Obama describes his unconventional mother, Ann Dunham, her marriage to the Kenyan man who becomes his father, and later her marriage to the Indonesian Lolo Soetoro who through an important part of his childhood is his step-father. Obama's maternal grandparents are also important characters in the story, the parents who accept and support their daughter's unconventional ways, including her marriage to an African, and their love and care for their bi-racial grandson. Obama expresses regret in the preface (written ten years after the memoir) that he doesn't pay more attention to his mother in the memoir, whom he credits as the central formative force in his life. She died after he finished writing the book. Yet she is present throughout, balancing her desire to follow her own path with her strong sense of responsibility as a parent. She was, by her son's account, a loving and stern woman.

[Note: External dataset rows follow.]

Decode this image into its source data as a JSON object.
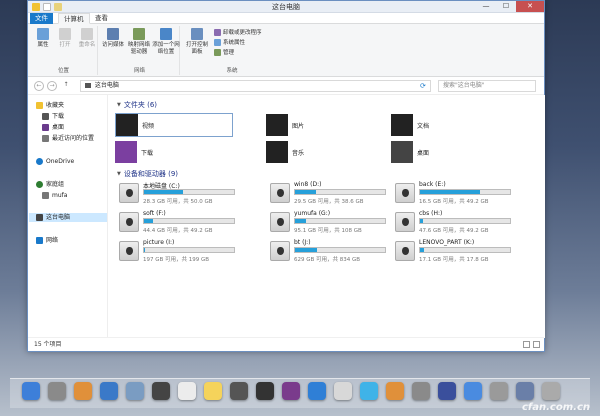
{
  "window": {
    "title": "这台电脑",
    "controls": [
      "—",
      "☐",
      "✕"
    ]
  },
  "ribbon_tabs": [
    "文件",
    "计算机",
    "查看"
  ],
  "ribbon": {
    "groups": [
      {
        "label": "位置",
        "buttons": [
          "属性",
          "打开",
          "重命名"
        ]
      },
      {
        "label": "网络",
        "buttons": [
          "访问媒体",
          "映射网络驱动器",
          "添加一个网络位置"
        ]
      },
      {
        "label": "系统",
        "buttons": [
          "打开控制面板"
        ],
        "small": [
          "卸载或更改程序",
          "系统属性",
          "管理"
        ]
      }
    ]
  },
  "address": {
    "path": "这台电脑",
    "search_placeholder": "搜索\"这台电脑\"",
    "refresh_icon": "refresh-icon"
  },
  "sidebar": {
    "items": [
      {
        "label": "收藏夹",
        "icon": "star-icon",
        "color": "#f1c232"
      },
      {
        "label": "下载",
        "icon": "download-folder-icon",
        "color": "#555"
      },
      {
        "label": "桌面",
        "icon": "desktop-icon",
        "color": "#6a3b8c"
      },
      {
        "label": "最近访问的位置",
        "icon": "recent-icon",
        "color": "#777"
      },
      {
        "label": "OneDrive",
        "icon": "cloud-icon",
        "color": "#1979ca"
      },
      {
        "label": "家庭组",
        "icon": "homegroup-icon",
        "color": "#2e7d32"
      },
      {
        "label": "mufa",
        "icon": "user-icon",
        "color": "#777"
      },
      {
        "label": "这台电脑",
        "icon": "computer-icon",
        "color": "#444"
      },
      {
        "label": "网络",
        "icon": "network-icon",
        "color": "#1979ca"
      }
    ]
  },
  "folders_section": {
    "heading": "文件夹 (6)",
    "items": [
      {
        "label": "视频",
        "color": "#222"
      },
      {
        "label": "图片",
        "color": "#222"
      },
      {
        "label": "文档",
        "color": "#222"
      },
      {
        "label": "下载",
        "color": "#7b3fa0"
      },
      {
        "label": "音乐",
        "color": "#222"
      },
      {
        "label": "桌面",
        "color": "#444"
      }
    ]
  },
  "drives_section": {
    "heading": "设备和驱动器 (9)",
    "items": [
      {
        "name": "本地磁盘 (C:)",
        "free": "28.3 GB 可用，共 50.0 GB",
        "used": 0.434
      },
      {
        "name": "win8 (D:)",
        "free": "29.5 GB 可用，共 38.6 GB",
        "used": 0.236
      },
      {
        "name": "back (E:)",
        "free": "16.5 GB 可用，共 49.2 GB",
        "used": 0.665
      },
      {
        "name": "soft (F:)",
        "free": "44.4 GB 可用，共 49.2 GB",
        "used": 0.098
      },
      {
        "name": "yumufa (G:)",
        "free": "95.1 GB 可用，共 108 GB",
        "used": 0.119
      },
      {
        "name": "cbs (H:)",
        "free": "47.6 GB 可用，共 49.2 GB",
        "used": 0.033
      },
      {
        "name": "picture (I:)",
        "free": "197 GB 可用，共 199 GB",
        "used": 0.01
      },
      {
        "name": "bt (J:)",
        "free": "629 GB 可用，共 834 GB",
        "used": 0.246
      },
      {
        "name": "LENOVO_PART (K:)",
        "free": "17.1 GB 可用，共 17.8 GB",
        "used": 0.039
      }
    ]
  },
  "statusbar": {
    "count": "15 个项目"
  },
  "dock": {
    "icons": [
      {
        "name": "finder-icon",
        "color": "#3d7fd9"
      },
      {
        "name": "system-preferences-icon",
        "color": "#8a8a8a"
      },
      {
        "name": "photos-icon",
        "color": "#e0903a"
      },
      {
        "name": "xcode-icon",
        "color": "#3a79c8"
      },
      {
        "name": "grapher-icon",
        "color": "#7a9cc2"
      },
      {
        "name": "quicktime-icon",
        "color": "#444"
      },
      {
        "name": "textedit-icon",
        "color": "#ececec"
      },
      {
        "name": "notes-icon",
        "color": "#f5d35b"
      },
      {
        "name": "app-icon",
        "color": "#555"
      },
      {
        "name": "terminal-icon",
        "color": "#333"
      },
      {
        "name": "x-app-icon",
        "color": "#7a3b8c"
      },
      {
        "name": "app-store-icon",
        "color": "#2f7fd6"
      },
      {
        "name": "icloud-icon",
        "color": "#d8d8d8"
      },
      {
        "name": "music-icon",
        "color": "#3fb3e8"
      },
      {
        "name": "tools-icon",
        "color": "#e0903a"
      },
      {
        "name": "sync-icon",
        "color": "#8a8a8a"
      },
      {
        "name": "itunes-icon",
        "color": "#3a4f9c"
      },
      {
        "name": "app-store-2-icon",
        "color": "#4a8be0"
      },
      {
        "name": "settings-icon",
        "color": "#9a9a9a"
      },
      {
        "name": "folder-icon",
        "color": "#6a7fa8"
      },
      {
        "name": "trash-icon",
        "color": "#aaa"
      }
    ]
  },
  "watermark": "cfan.com.cn"
}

The ostensible theme of the book is Obama's real and metaphoric search for his biological father, the man who disappeared from his life when he was three and who resurfaced for a short time only once more when he was twelve. The search for a father is not only an effort to come to understanding of and terms with his parentage, but also an effort to understand his African ancestry, and his place in a racially divided America.

Obama's bi-racial parentage and identity give him both involvement in and separation from the nation's complex racial character. The result is what often seems to be a relatively objective ability to examine these problems with analytical understanding. This ability served him well in his recent campaign for the presidency.

In the book's final chapters Obama describes his trip to Africa, where he meets his half-sister and other members of his father's family. This family is large and complex and riven with various alliances and rivalries. Obama discovers that his father is remembered as a warm and promising man who (in the eyes of some) didn't live up to his potential. He also discovers that his African family knows much more about him than he does of them. Although his father is dead by the time he travels to Africa, the trip helps him to understand his father, and his own place in the scheme of things, better than he did before.

In this memoir Obama makes clear his awareness that he had an unusual and remarkable upbringing. He is grateful and unapologetic for the breaks and assistance he enjoyed along with way. His awareness that he belongs to a family whose filaments extend far beyond the boundaries of the United States—from Ohio and Hawaii and Kansas to Africa and Indonesia--gives him a global perspective and awareness that is one of the most attractive elements of his character.

I rate this book along with Jimmy Carter's Turning Point: A Candidate, a State, and a Nation Come of Age (1992) as the best political memoir I have read.